A regional daily has launched a campaign calling for the end to unfair funding of schools in its county.

The Cambridge News started its Fair Deal For Our Schools campaign to call on the government to ensure schools in Cambridgeshire receive the same funding as the English average.

It launched the initiative to demand that action is taken immediately because the county will soon become the worst-funded area for schools in the whole country.

The campaign was launched as Schools Minister David Laws visited the county and met headteachers, who argued their case for a better deal.

The News says that if Cambridgeshire was given the average basic funding rate per pupil, it would have an extra £44m to spend on pupils each year, which is an extra £600 per student.

Editor Paul Brackley said: “It cannot be right for our schools to receive this funding settlement and for our pupils to be disadvantaged in this way. It’s time for a fair deal.”

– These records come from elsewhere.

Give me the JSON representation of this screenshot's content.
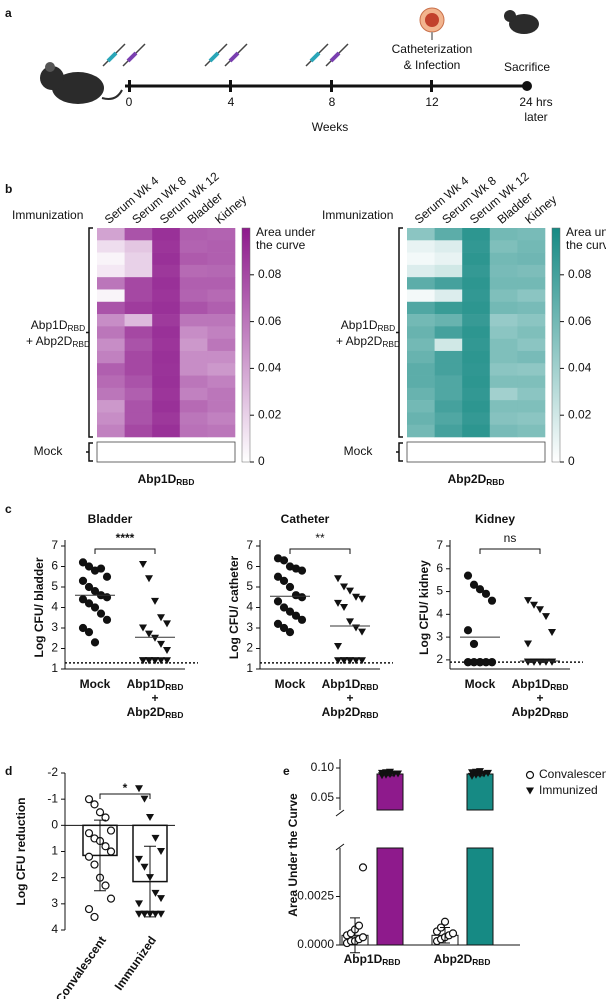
{
  "panel_labels": [
    "a",
    "b",
    "c",
    "d",
    "e"
  ],
  "timeline": {
    "ticks": [
      "0",
      "4",
      "8",
      "12",
      "24 hrs"
    ],
    "tick_note": "later",
    "axis_label": "Weeks",
    "events": [
      "Catheterization",
      "& Infection",
      "Sacrifice"
    ]
  },
  "chart_data": [
    {
      "type": "heatmap",
      "title": [
        "Abp1D",
        "RBD"
      ],
      "color": "#8e1a8c",
      "row_axis_title": "Immunization",
      "x": [
        "Serum Wk 4",
        "Serum Wk 8",
        "Serum Wk 12",
        "Bladder",
        "Kidney"
      ],
      "row_labels": {
        "immunized": [
          [
            "Abp1D",
            "RBD"
          ],
          [
            "+ Abp2D",
            "RBD"
          ]
        ],
        "mock": "Mock"
      },
      "colorbar_label": [
        "Area under",
        "the curve"
      ],
      "zlim": [
        0,
        0.1
      ],
      "zticks": [
        0,
        0.02,
        0.04,
        0.06,
        0.08
      ],
      "values": [
        [
          0.04,
          0.075,
          0.09,
          0.07,
          0.068
        ],
        [
          0.015,
          0.025,
          0.088,
          0.068,
          0.07
        ],
        [
          0.005,
          0.02,
          0.09,
          0.072,
          0.07
        ],
        [
          0.01,
          0.02,
          0.087,
          0.065,
          0.066
        ],
        [
          0.06,
          0.08,
          0.09,
          0.07,
          0.07
        ],
        [
          0.005,
          0.08,
          0.088,
          0.068,
          0.065
        ],
        [
          0.075,
          0.085,
          0.09,
          0.075,
          0.07
        ],
        [
          0.05,
          0.03,
          0.086,
          0.06,
          0.06
        ],
        [
          0.06,
          0.08,
          0.09,
          0.05,
          0.055
        ],
        [
          0.05,
          0.075,
          0.088,
          0.045,
          0.06
        ],
        [
          0.055,
          0.08,
          0.09,
          0.05,
          0.05
        ],
        [
          0.07,
          0.08,
          0.089,
          0.05,
          0.045
        ],
        [
          0.065,
          0.075,
          0.09,
          0.06,
          0.055
        ],
        [
          0.06,
          0.07,
          0.088,
          0.055,
          0.06
        ],
        [
          0.045,
          0.075,
          0.09,
          0.065,
          0.06
        ],
        [
          0.05,
          0.075,
          0.087,
          0.06,
          0.055
        ],
        [
          0.055,
          0.08,
          0.09,
          0.062,
          0.06
        ]
      ],
      "mock_values": [
        0,
        0,
        0,
        0,
        0
      ]
    },
    {
      "type": "heatmap",
      "title": [
        "Abp2D",
        "RBD"
      ],
      "color": "#168a84",
      "row_axis_title": "Immunization",
      "x": [
        "Serum Wk 4",
        "Serum Wk 8",
        "Serum Wk 12",
        "Bladder",
        "Kidney"
      ],
      "row_labels": {
        "immunized": [
          [
            "Abp1D",
            "RBD"
          ],
          [
            "+ Abp2D",
            "RBD"
          ]
        ],
        "mock": "Mock"
      },
      "colorbar_label": [
        "Area under",
        "the curve"
      ],
      "zlim": [
        0,
        0.1
      ],
      "zticks": [
        0,
        0.02,
        0.04,
        0.06,
        0.08
      ],
      "values": [
        [
          0.05,
          0.07,
          0.09,
          0.06,
          0.058
        ],
        [
          0.01,
          0.015,
          0.088,
          0.055,
          0.06
        ],
        [
          0.005,
          0.01,
          0.09,
          0.06,
          0.062
        ],
        [
          0.015,
          0.02,
          0.087,
          0.058,
          0.056
        ],
        [
          0.07,
          0.08,
          0.09,
          0.06,
          0.06
        ],
        [
          0.005,
          0.015,
          0.088,
          0.055,
          0.05
        ],
        [
          0.075,
          0.085,
          0.09,
          0.06,
          0.058
        ],
        [
          0.06,
          0.065,
          0.086,
          0.045,
          0.05
        ],
        [
          0.065,
          0.08,
          0.09,
          0.05,
          0.055
        ],
        [
          0.06,
          0.02,
          0.088,
          0.055,
          0.05
        ],
        [
          0.065,
          0.08,
          0.09,
          0.055,
          0.058
        ],
        [
          0.07,
          0.08,
          0.089,
          0.05,
          0.048
        ],
        [
          0.07,
          0.075,
          0.09,
          0.055,
          0.055
        ],
        [
          0.065,
          0.075,
          0.088,
          0.04,
          0.05
        ],
        [
          0.06,
          0.08,
          0.09,
          0.055,
          0.055
        ],
        [
          0.065,
          0.075,
          0.087,
          0.052,
          0.05
        ],
        [
          0.06,
          0.08,
          0.09,
          0.058,
          0.055
        ]
      ],
      "mock_values": [
        0,
        0,
        0,
        0,
        0
      ]
    },
    {
      "type": "strip",
      "title": "Bladder",
      "ylabel": "Log CFU/ bladder",
      "categories": [
        "Mock",
        [
          [
            "Abp1D",
            "RBD"
          ],
          [
            "+"
          ],
          [
            "Abp2D",
            "RBD"
          ]
        ]
      ],
      "markers": [
        "circle",
        "triangle"
      ],
      "points": [
        [
          6.2,
          6.0,
          5.8,
          5.9,
          5.5,
          5.3,
          5.0,
          4.8,
          4.6,
          4.5,
          4.4,
          4.2,
          4.0,
          3.7,
          3.4,
          3.0,
          2.8,
          2.3
        ],
        [
          6.1,
          5.4,
          4.3,
          3.5,
          3.2,
          3.0,
          2.7,
          2.5,
          2.2,
          1.9,
          1.4,
          1.4,
          1.4,
          1.4,
          1.4,
          1.4,
          1.4,
          1.4
        ]
      ],
      "means": [
        4.6,
        2.55
      ],
      "lod": 1.3,
      "significance": "****",
      "ylim": [
        1,
        7
      ],
      "yticks": [
        1,
        2,
        3,
        4,
        5,
        6,
        7
      ]
    },
    {
      "type": "strip",
      "title": "Catheter",
      "ylabel": "Log CFU/ catheter",
      "categories": [
        "Mock",
        [
          [
            "Abp1D",
            "RBD"
          ],
          [
            "+"
          ],
          [
            "Abp2D",
            "RBD"
          ]
        ]
      ],
      "markers": [
        "circle",
        "triangle"
      ],
      "points": [
        [
          6.4,
          6.3,
          6.0,
          5.9,
          5.8,
          5.5,
          5.3,
          5.0,
          4.6,
          4.5,
          4.3,
          4.0,
          3.8,
          3.6,
          3.4,
          3.2,
          3.0,
          2.8
        ],
        [
          5.4,
          5.0,
          4.8,
          4.5,
          4.4,
          4.2,
          4.0,
          3.3,
          3.0,
          2.8,
          2.1,
          1.4,
          1.4,
          1.4,
          1.4,
          1.4,
          1.4,
          1.4
        ]
      ],
      "means": [
        4.55,
        3.1
      ],
      "lod": 1.3,
      "significance": "**",
      "ylim": [
        1,
        7
      ],
      "yticks": [
        1,
        2,
        3,
        4,
        5,
        6,
        7
      ]
    },
    {
      "type": "strip",
      "title": "Kidney",
      "ylabel": "Log CFU/ kidney",
      "categories": [
        "Mock",
        [
          [
            "Abp1D",
            "RBD"
          ],
          [
            "+"
          ],
          [
            "Abp2D",
            "RBD"
          ]
        ]
      ],
      "markers": [
        "circle",
        "triangle"
      ],
      "points": [
        [
          5.7,
          5.3,
          5.1,
          4.9,
          4.6,
          3.3,
          2.7,
          1.9,
          1.9,
          1.9,
          1.9,
          1.9,
          1.9,
          1.9,
          1.9,
          1.9,
          1.9,
          1.9
        ],
        [
          4.6,
          4.4,
          4.2,
          3.9,
          3.2,
          2.7,
          1.9,
          1.9,
          1.9,
          1.9,
          1.9,
          1.9,
          1.9,
          1.9,
          1.9,
          1.9,
          1.9,
          1.9
        ]
      ],
      "means": [
        3.0,
        1.95
      ],
      "lod": 1.9,
      "significance": "ns",
      "ylim": [
        1.6,
        7
      ],
      "yticks": [
        2,
        3,
        4,
        5,
        6,
        7
      ]
    },
    {
      "type": "bar_points",
      "ylabel": "Log CFU reduction",
      "categories": [
        "Convalescent",
        "Immunized"
      ],
      "markers": [
        "circle-open",
        "triangle"
      ],
      "values": [
        1.15,
        2.15
      ],
      "errors": [
        1.35,
        1.35
      ],
      "points": [
        [
          -1.0,
          -0.8,
          -0.5,
          -0.3,
          0.2,
          0.3,
          0.5,
          0.6,
          0.8,
          1.0,
          1.2,
          1.5,
          2.0,
          2.3,
          2.8,
          3.2,
          3.5
        ],
        [
          -1.4,
          -1.0,
          -0.3,
          0.5,
          1.0,
          1.3,
          1.6,
          2.0,
          2.6,
          2.8,
          3.0,
          3.4,
          3.4,
          3.4,
          3.4,
          3.4,
          3.4
        ]
      ],
      "significance": "*",
      "ylim": [
        -2,
        4
      ],
      "inverted": true,
      "yticks": [
        -2,
        -1,
        0,
        1,
        2,
        3,
        4
      ]
    },
    {
      "type": "broken_bar",
      "ylabel": "Area Under the Curve",
      "categories": [
        [
          "Abp1D",
          "RBD"
        ],
        [
          "Abp2D",
          "RBD"
        ]
      ],
      "ylim": [
        0,
        0.115
      ],
      "breaks": [
        0.005,
        0.03
      ],
      "yticks": [
        {
          "value": 0,
          "label": "0.0000"
        },
        {
          "value": 0.0025,
          "label": "0.0025"
        },
        {
          "value": 0.05,
          "label": "0.05"
        },
        {
          "value": 0.1,
          "label": "0.10"
        }
      ],
      "legend": "top-right",
      "series": [
        {
          "name": "Convalescent",
          "marker": "circle-open",
          "colors": [
            "#ffffff",
            "#ffffff"
          ],
          "values": [
            0.0005,
            0.0005
          ],
          "errors": [
            0.0009,
            0.0004
          ],
          "points": [
            [
              0.0001,
              0.0002,
              0.0002,
              0.0003,
              0.0004,
              0.0005,
              0.0006,
              0.0008,
              0.001,
              0.004
            ],
            [
              0.0002,
              0.0003,
              0.0004,
              0.0005,
              0.0006,
              0.0007,
              0.0009,
              0.0012
            ]
          ]
        },
        {
          "name": "Immunized",
          "marker": "triangle",
          "colors": [
            "#8e1a8c",
            "#168a84"
          ],
          "values": [
            0.09,
            0.09
          ],
          "errors": [
            0.003,
            0.003
          ],
          "points": [
            [
              0.087,
              0.088,
              0.089,
              0.09,
              0.09,
              0.091,
              0.092,
              0.093
            ],
            [
              0.086,
              0.088,
              0.089,
              0.09,
              0.091,
              0.092,
              0.093,
              0.094
            ]
          ]
        }
      ]
    }
  ]
}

Extra cash could fund hundreds more teachers and allow schools to invest in new technology and equipment, rather than facing difficult decisions over redundancies.

The paper’s campaign has been backed by headteachers across the county and Cambridge MP Julian Huppert, who raised the issue in Parliament last month.

The county’s standing in the GCSE league tables has also been in decline in recent years – from 38th in 2011 to 94th this year.

Cllr David Harty, Cambridgeshire County Council’s cabinet member for learning, said: “Cambridgeshire is now bottom of the funding table – no other authority receives less per pupil than we do.

“This is clearly unfair, but more importantly, it has a detrimental effect on our schools and on the way that they support pupils to achieve.”

In his visit to Cambridge last week, Mr Laws said he was commited to ensuring school funding was fair but said the problem could not be fixed before 2015.